La synthèse que constitue cette histoire populaire s’appuie sur les recherches
hétérodoxes accomplis depuis les années 1970 sur l’esclavage, sur la période
révolutionnaire, sur la formation du capitalisme d’État, sur l’expansion
territoriale – que l’on connaît sous le nom poétique de « conquête de l’Ouest »
mais qu’il convient de voir comme la première étape de l’impérialisme américain.
Une synthèse qui exprime clairement le point de vue – habituellement occulté –
de l’opprimé, que l’histoire officielle traite en figurant : l’Indien, le Noir,
le Chicano, le Portoricain, le simple soldat, le prisonnier politique, le
gréviste, le sans-travail et la femme.
Et puisqu’il ne s’agit que de faire l’histoire du plus grand nombre, Zinn
tisse principalement son récit du portrait des mouvements populaires et de leur
mode d’action : grèves paysannes et ouvrières, boycottage par des locataires et
des consommateurs, formes multiples de désobéissance civile (notamment dans
l’armée), organisations de base, alternative au bipartisme
démocrate-républicain, luttes syndicales, actions communautaires, etc.
Voyons comment Zinn s’y prend pour inverser cette image d’une histoire tissées
de figures héroïques et de hauts faits d’armes, de scènes édifiantes et de
personnalités exemplaires.
Pour la plupart d’entre-nous, parmi les événements les plus lyriques de
l’histoire américaine en ses débuts de constitution territoriale figure sans
doute le drame héroïque de la chute de Fort Alamo… À propos de cette période,
Zinn raconte comment, en 1836, après un soulèvement organisé avec le soutien des
États-Unis, le Texas se sépare du Mexique avant d’être intégré à l’Union ;
comment l’envoi d’un détachement sur la frontière sud du Texas provoque, au
printemps 1846, l’incident militaire qui déclenche la guerre de conquête tant
souhaitée par les élites américaines, leur permettant d’annexer la moitié du
Mexique et d’acheter le Nouveau-Mexique et la Californie – ce qui autorisa la
conclusion : « Nous ne prenons rien par conquête, Dieu merci. » Mais pas de Fort
Alamo dans cette histoire-là…
Soit dit en passant, les amateurs de western vont être déçus, la chose tant
représentée à l’écran ne semble pas même avoir existé… Sur la période et le
territoire concerné, Zinn n’expose qu’une lutte des classes entre fermiers et
propriétaires terriens sous le titre « L’autre guerre civile ». Non que des
shérifs n’aient jamais exercés « au nom de la loi », pistolets à la ceinture ;
et que des indiens aient scalpés de pauvres colons ; et que la cavalerie ; etc.
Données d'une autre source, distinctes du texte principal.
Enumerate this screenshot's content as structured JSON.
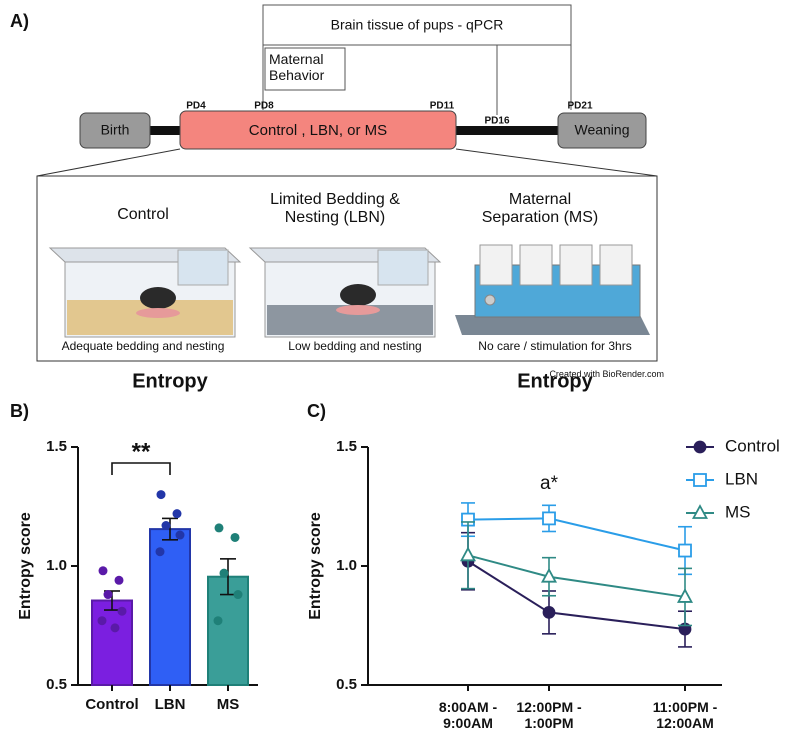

Mais tout cela n’est que la partie pittoresque pour l’accaparement d’un
territoire suivant le même ordre depuis l’indépendance : celui de l’augmentation
des richesses des plus riches.
De la même manière, pour la période moderne, les passionnés de guerre des
gangs resteront sur leur faim : le mot même de « mafia » est absent du livre.
Non que toute organisation occulte gérant sur une base raciale ou ethnique les
jeux, la prostitution, les trafics, le raquet, etc. aient jamais existé, mais,
encore une fois, il ne s’agit que de la surface du processus d’intégration
violente des derniers arrivants dans un pays où le formalisme de la loi a
toujours inscrit l’injustice sociale dans le quotidien du plus grand nombre.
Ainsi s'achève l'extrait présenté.